Достоевский стоял как вкопанный, молча смотрел им вслед, слезы катились по щекам. «Я подошел, взял его руку — он как бы очнулся после долгого сна и, не говоря ни слова, сел со мною в экипаж. Мы вернулись к себе на рассвете. Достоевский не прилег — все шагал и шагал по комнате и что-то говорил сам с собою. Измученный душевной тревогой и бессонной ночью, он отправился в близлежащий лагерь на учение. Вернувшись, лежал весь день, не ел, не пил и только нервно курил одну трубку за другой».
Теперь этот страстный роман — Врангель называл его и «злосчастным» — продолжался эпистолярно: послания, которыми он забрасывал М. Д., — «подчас были целые тетради». Единственное уцелевшее письмо Ф. М. Марии Дмитриевне (все ее письма постигнет участь уничтожения) кричало о любви, которая не может быть на письме выражена открыто и прячется за горячей дружбой. «Вы же, удивительная женщина, сердце удивительной, младенческой доброты, Вы были мне моя родная сестра. Одно то, что женщина протянула мне руку, уже было целой эпохой в моей жизни... Женское сердце, женское сострадание, женское участие, бесконечная доброта, об которой мы не имеем понятия и которой, по глупости своей, часто не замечаем, незаменимо. Я всё это нашел в Вас...»
Желая сделать ей приятное, передавал лестное мнение Врангеля («такой женщины он с Петербурга еще не встречал и не надеется более встретить») и даже татар-извозчиков: «Всето вас хвалят, Марья Дмитриевна». Понимая, что письмо прочтет и муж, поместил строки и для него: «Неужели и в Кузнецке он будет так же неразборчив в людях, как в Семипалатинске? Да стоит ли этот народ, чтоб водиться с ним, пить-есть с ними и от них же сносить гадости! Да это значит вредить себе сознательно! И как противны они, главное, как грязно. После иной компании так же грязно на душе, как будто в кабак сходил».

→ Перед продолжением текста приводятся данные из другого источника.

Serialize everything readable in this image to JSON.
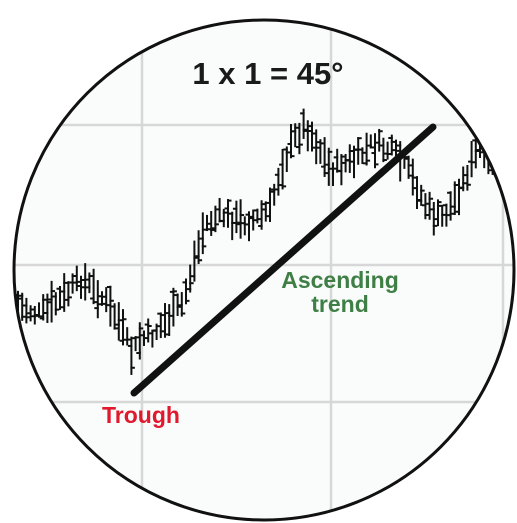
{
  "title": "1 x 1 = 45°",
  "annotations": {
    "trough": "Trough",
    "trend_line_1": "Ascending",
    "trend_line_2": "trend"
  },
  "colors": {
    "background": "#ffffff",
    "circle_fill": "#f9fcfb",
    "circle_border": "#111111",
    "grid": "#d7d7d7",
    "bars": "#111111",
    "trend_line": "#111111",
    "title_text": "#1a1a1a",
    "trough_text": "#e0192f",
    "trend_text": "#3f7f46"
  }
}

Усиленная переписка с Кузнецком не всегда радовала Достоевского: от Марии Дмитриевны шли бесконечные жалобы на лишения, безотрадное будущее. «Он чуял что-то недоброе... Он еще более похудел, стал мрачен, раздражителен, бродил как тень. Он даже бросил свои “Записки из Мертвого дома”, над которыми работал так недавно с таким увлечением»(«Я уже упоминал выше, что в этот период нашей совместной жизни Федор Михайлович работал над своим знаменитым произведением — “Записками из Мертвого дома”. Мне первому выпало счастье видеть Ф. М. в эти минуты его творчества, первому довелось слушать наброски этого бесподобного произведения, и еще теперь, спустя долгие годы, я вспоминаю эти минуты с особенным чувством. Сколько интересного, глубокого и поучительного довелось мне черпать в беседах с ним. Замечательно, что, несмотря на все тяжкие испытания судьбы: каторгу, ссылку, ужасную болезнь и непрестанную материальную нужду, в душе Ф. М. неугасимо теплились самые светлые, самые широкие человеческие чувства. И эта удивительная, несмотря ни на что, незлобивость всегда особенно поражала меня в Достоевском... Манера его речи была очень своеобразная. Вообще он говорил негромко, зачастую начинал чуть не шепотом, но чем больше он одушевлялся, тем голос его подымался звучнее и звучнее, а в минуты особого волнения он, говоря, как-то захлебывался и приковывал внимание своего слушателя страстностью речи. Чудные минуты пережил я с ним. Как много дало мне сближение с такой чудной, богато одаренной натурой».) Врангель, как мог, отвлекал друга от мрачных мыслей — брал с собой в поездки по окрестным заводам, знакомил с горными инженерами. В июне рискнул даже привезти друга в Змиев, для свидания с Исаевой, но та не приехала, ссылаясь на болезнь мужа и безденежье. Не приедет она, не объяснив причины, и на второе, июльское, свидание в Змиеве, куда Врангеля и Достоевского пригласил генерал Гернгросс (Ф. М. впервые за пять лет наденет штатское платье — сюртук, сшитый камердинером Врангеля Адамом, брюки, жилет, манишку, черный атласный галстук.)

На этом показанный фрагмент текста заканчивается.